NVMe controller reset
David Sariel
David.Sariel at pmcs.com
Mon Mar 23 13:42:57 PDT 2015
Hi
As a matter of fact I was also paying around with reset recently.
And Keith's note about the pre-3.15 lack of safety explained all the strange things I saw on 3.14.16.
I have installed v 3.16.2 and played a little bit more. Particularly, I have added the NVME_IOCTL_RESET to
See that reset works. What I did is to call the nvme_dev_reset upon the NVME_IOCTL_RESET.
And resets are working just fine. Even sending multiple resets under traffic only slows the traffic a little bit, but eventually fio
Manages to run to the completion.
Then I tried to investigate a little bit what happens with reset entry in sysfs on v 3.16.2 and it will be great if somebody could answer the questions I have:
1) making echo 1 > /sys/class/misc/nvme0/device/reset cause no call to the nvme_dev_reset. And no controller reset was caused in the NVME controller as well. So the question is why resets were implemented via the reset_work? Currently resets are delivered to the controller (turning CC enable to 0 etc) under a several conditions:
readl(&dev->bar->csts) & NVME_CSTS_CFS && dev->initialized and then the work is only scheduled. What is the rational? Can't we just read the /sys/class/misc/nvme0/device/reset and call to the nvme_dev_reset (of course subject to take the rcu_read_lock/ rcu_read_unlock)
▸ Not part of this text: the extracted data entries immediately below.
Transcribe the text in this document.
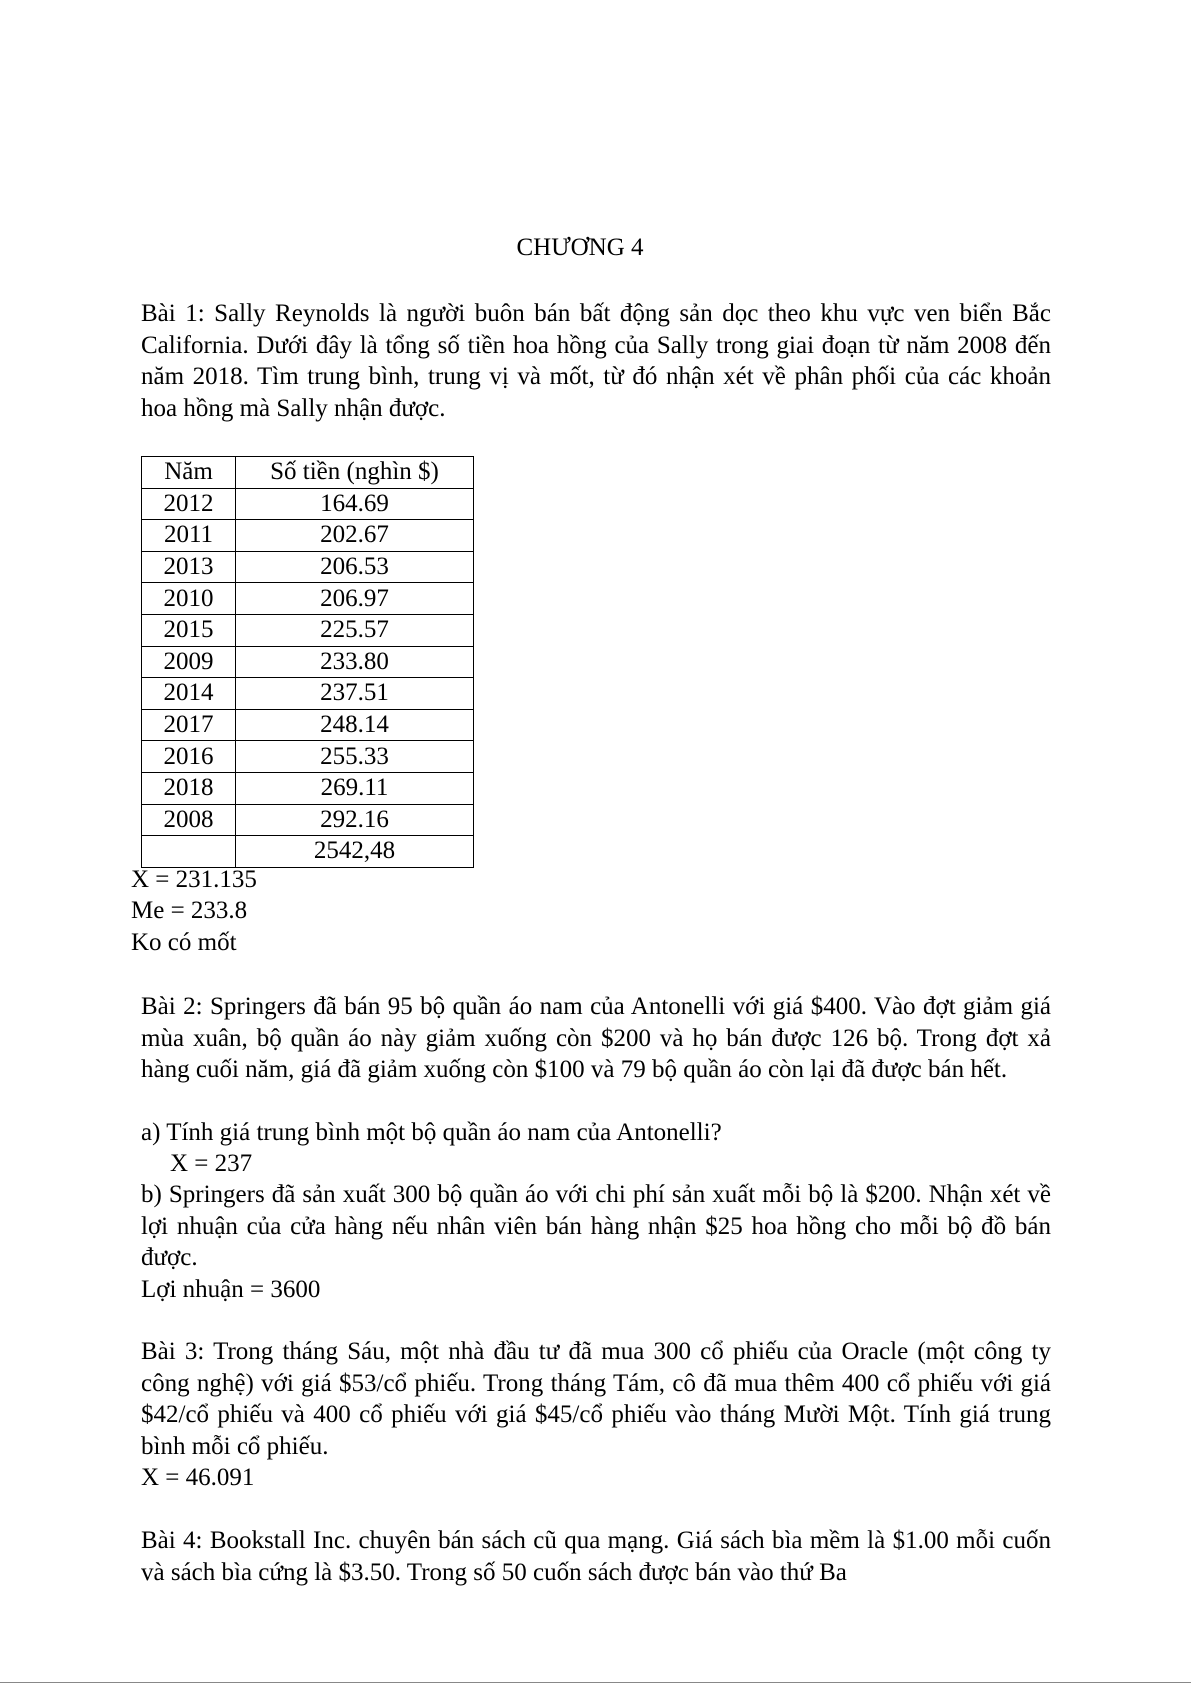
CHƯƠNG 4
Bài 1: Sally Reynolds là người buôn bán bất động sản dọc theo khu vực ven biển Bắc California. Dưới đây là tổng số tiền hoa hồng của Sally trong giai đoạn từ năm 2008 đến năm 2018. Tìm trung bình, trung vị và mốt, từ đó nhận xét về phân phối của các khoản hoa hồng mà Sally nhận được.
Năm	Số tiền (nghìn $)
2012	164.69
2011	202.67
2013	206.53
2010	206.97
2015	225.57
2009	233.80
2014	237.51
2017	248.14
2016	255.33
2018	269.11
2008	292.16
	2542,48
X = 231.135
Me = 233.8
Ko có mốt
Bài 2: Springers đã bán 95 bộ quần áo nam của Antonelli với giá $400. Vào đợt giảm giá mùa xuân, bộ quần áo này giảm xuống còn $200 và họ bán được 126 bộ. Trong đợt xả hàng cuối năm, giá đã giảm xuống còn $100 và 79 bộ quần áo còn lại đã được bán hết.
a) Tính giá trung bình một bộ quần áo nam của Antonelli?
X = 237
b) Springers đã sản xuất 300 bộ quần áo với chi phí sản xuất mỗi bộ là $200. Nhận xét về lợi nhuận của cửa hàng nếu nhân viên bán hàng nhận $25 hoa hồng cho mỗi bộ đồ bán được.
Lợi nhuận = 3600
Bài 3: Trong tháng Sáu, một nhà đầu tư đã mua 300 cổ phiếu của Oracle (một công ty công nghệ) với giá $53/cổ phiếu. Trong tháng Tám, cô đã mua thêm 400 cổ phiếu với giá $42/cổ phiếu và 400 cổ phiếu với giá $45/cổ phiếu vào tháng Mười Một. Tính giá trung bình mỗi cổ phiếu.
X = 46.091
Bài 4: Bookstall Inc. chuyên bán sách cũ qua mạng. Giá sách bìa mềm là $1.00 mỗi cuốn và sách bìa cứng là $3.50. Trong số 50 cuốn sách được bán vào thứ Ba
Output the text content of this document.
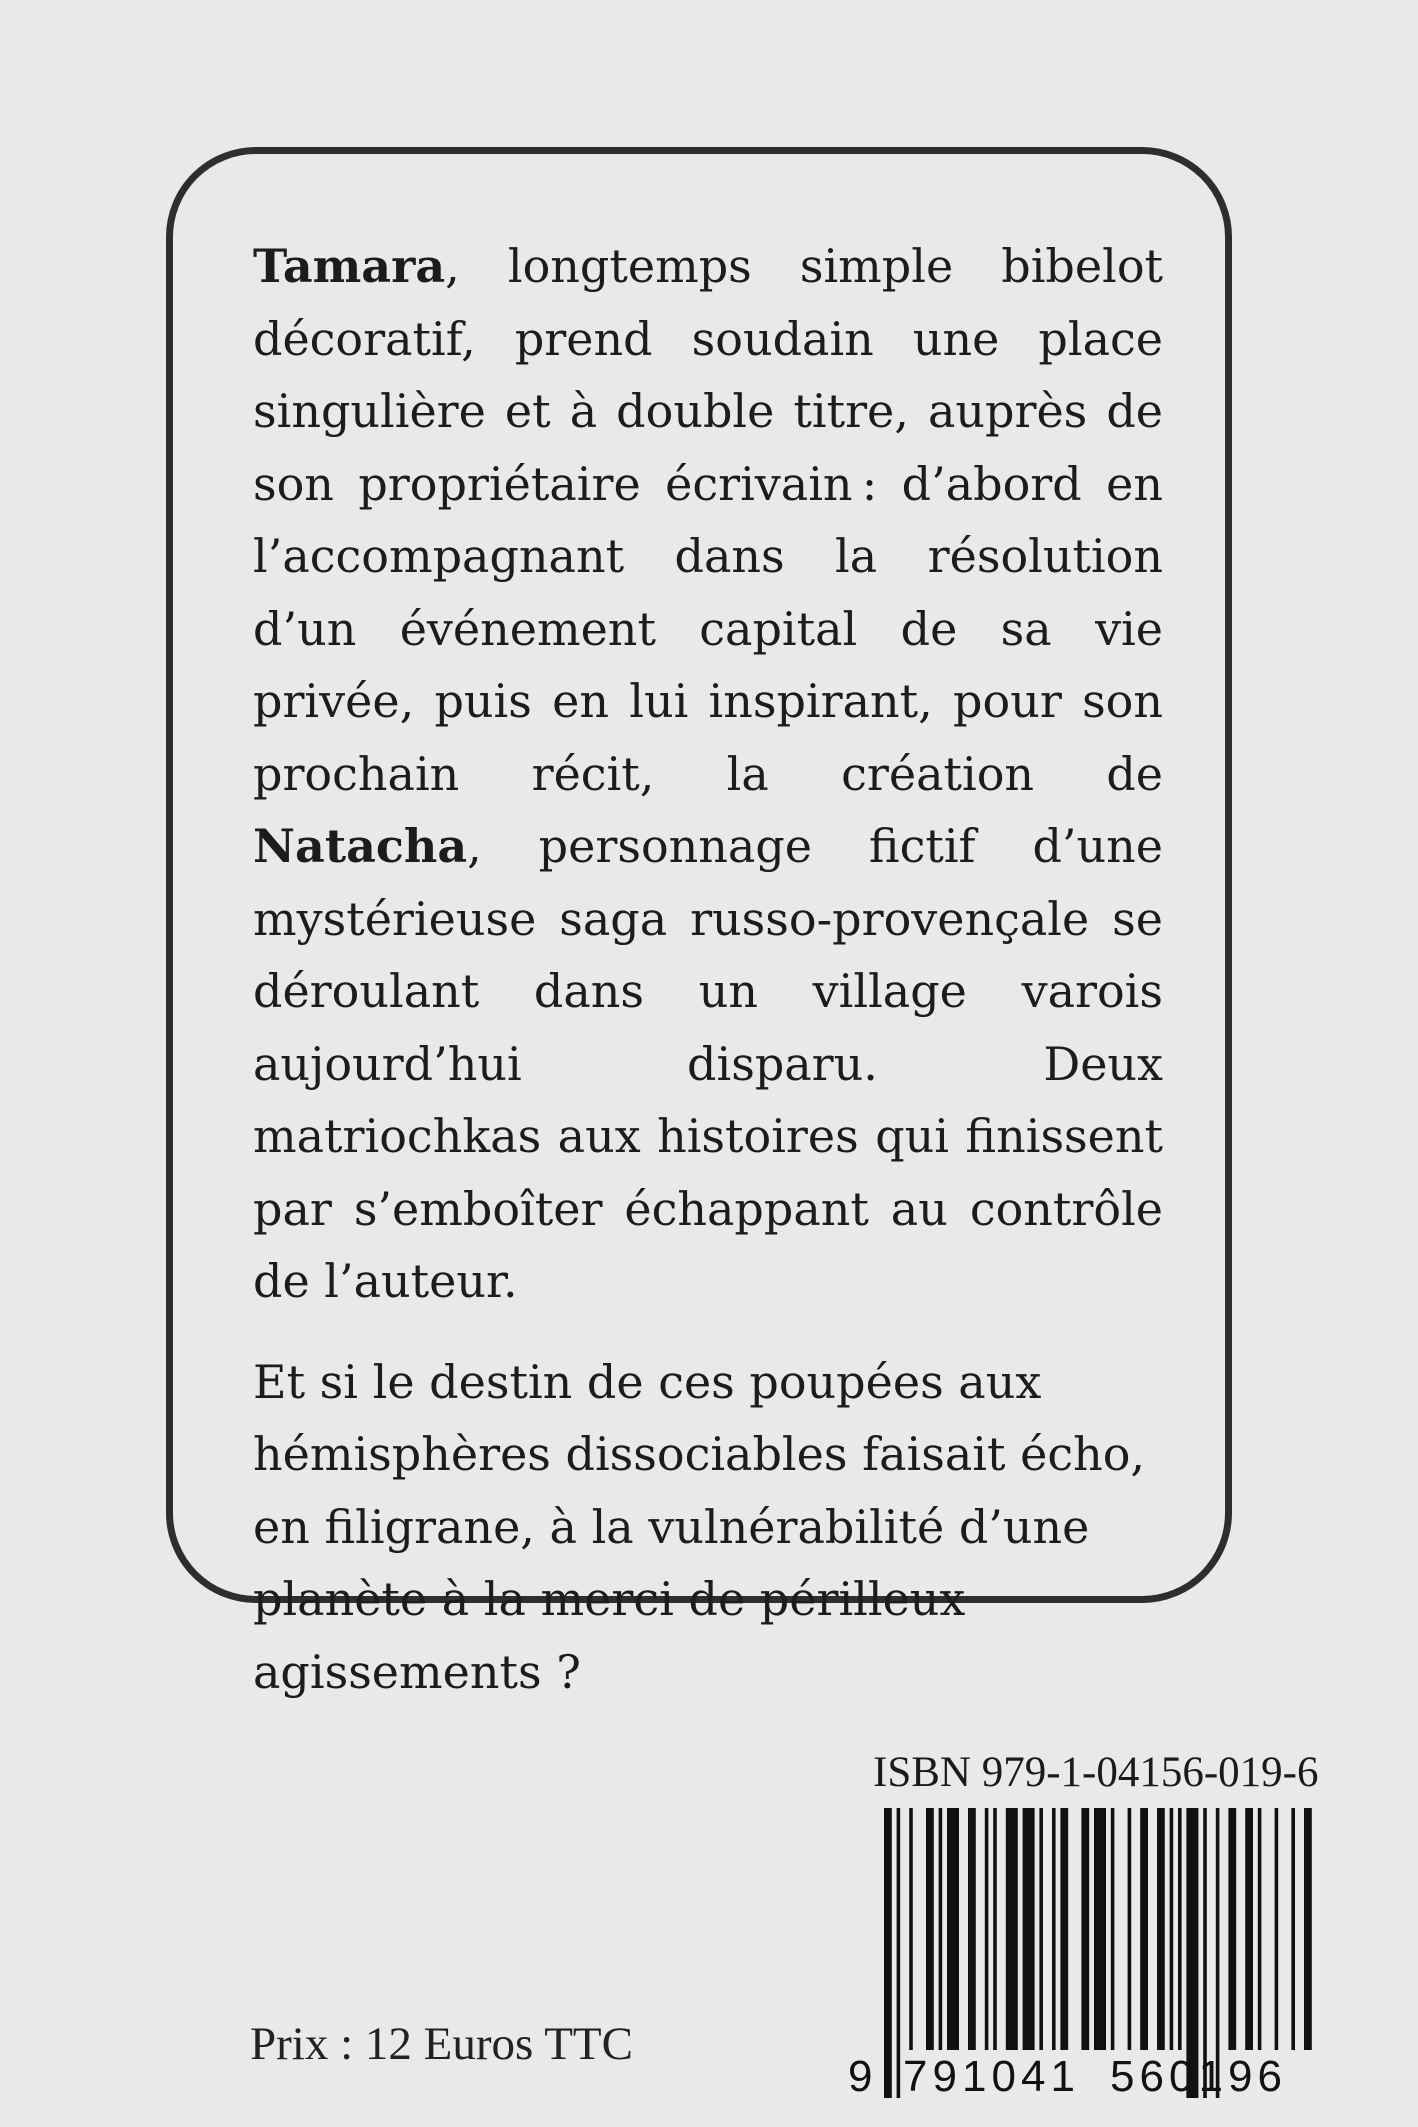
Tamara, longtemps simple bibelot décoratif, prend soudain une place singulière et à double titre, auprès de son propriétaire écrivain : d’abord en l’accompagnant dans la résolution d’un événement capital de sa vie privée, puis en lui inspirant, pour son prochain récit, la création de Natacha, personnage fictif d’une mystérieuse saga russo-provençale se déroulant dans un village varois aujourd’hui disparu. Deux matriochkas aux histoires qui finissent par s’emboîter échappant au contrôle de l’auteur.

Et si le destin de ces poupées aux hémisphères dissociables faisait écho, en filigrane, à la vulnérabilité d’une planète à la merci de périlleux agissements ?

ISBN 979-1-04156-019-6
9 791041 560196
Prix : 12 Euros TTC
2) Is it ok to add NVME_IOCTL_RESET in case the rational for resets with sysfs/ reset_work combination is not intended to work with multiple resets under traffic? The code I have tested is very simple:
In the driver:
/* 0x43 is used by nvme-cli */
#define NVME_IOCTL_RESET _IO('N', 0x44)
static int nvme_ioctl(struct block_device *bdev, fmode_t mode, unsigned int cmd,
unsigned long arg)
{
struct nvme_ns *ns = bdev->bd_disk->private_data;
switch (cmd) {
case NVME_IOCTL_ID:
force_successful_syscall_return();
return ns->ns_id;
case NVME_IOCTL_ADMIN_CMD:
return nvme_user_admin_cmd(ns->dev, (void __user *)arg);
case NVME_IOCTL_SUBMIT_IO:
return nvme_submit_io(ns, (void __user *)arg);
case NVME_IOCTL_RESET:
nvme_dev_reset(ns->dev);
return 0;
case SG_GET_VERSION_NUM:
return nvme_sg_get_version_num((void __user *)arg);
case SG_IO:
return nvme_sg_io(ns, (void __user *)arg);
default:
return -ENOTTY;
}
}
In the nvme-cli:
#define COMMAND_LIST \
ENTRY(LIST, "list", "List all NVMe devices and namespaces on machine", list) \
ENTRY(ID_CTRL, "id-ctrl", "Send NVMe Identify Controller", id_ctrl) \
ENTRY(ID_NS, "id-ns", "Send NVMe Identify Namespace, display structure", id_ns) \
ENTRY(LIST_NS, "list-ns", "Send NVMe Identify List, display structure", list_ns) \
ENTRY(GET_NS_ID, "get-ns-id", "Retrieve the namespace ID of opened block device", get_ns_id) \
ENTRY(GET_LOG, "get-log", "Generic NVMe get log, returns log in raw format", get_log) \
ENTRY(GET_FW_LOG, "fw-log", "Retrieve FW Log, show it", get_fw_log) \
ENTRY(GET_SMART_LOG, "smart-log", "Retrieve SMART Log, show it", get_smart_log) \
ENTRY(GET_ERR_LOG, "error-log", "Retrieve Error Log, show it", get_error_log) \
ENTRY(GET_FEATURE, "get-feature", "Get feature and show the resulting value", get_feature) \
ENTRY(SET_FEATURE, "set-feature", "Set a feature and show the resulting value", set_feature) \
ENTRY(FORMAT, "format", "Format namespace with new block format", format) \
ENTRY(FW_ACTIVATE, "fw-activate", "Activate new firmware slot", fw_activate) \
ENTRY(FW_DOWNLOAD, "fw-download", "Download new firmware", fw_download) \
ENTRY(ADMIN_PASSTHRU, "admin-passthru", "Submit arbitrary admin command, return results", admin_passthru) \
ENTRY(IO_PASSTHRU, "io-passthru", "Submit an arbitrary IO command, return results", io_passthru) \
ENTRY(RESET, "reset", "Reset the NVME controller", reset) \
....
static int reset(int argc, char **argv)
{
.... getopt staff ...
err = ioctl(fd, NVME_IOCTL_RESET);
if (err < 0)
perror(devicename);
printf("NVME Controller reset retval %d\n", err);
if (!err) {
printf("NVME Controller reset.\n");
}
else if (err > 0)
fprintf(stderr, "NVMe Status: %s\n", nvme_status_to_string(err));
return err;
}
Thanks
David
-----Original Message-----
From: Linux-nvme [mailto:linux-nvme-bounces at lists.infradead.org] On Behalf Of Busch, Keith
Sent: Tuesday, March 17, 2015 10:59 PM
To: Brandon Schulz
Cc: linux-nvme at lists.infradead.org
Subject: RE: NVMe controller reset
You could do remove + rescan with sysfs if you don't have open references on your drive.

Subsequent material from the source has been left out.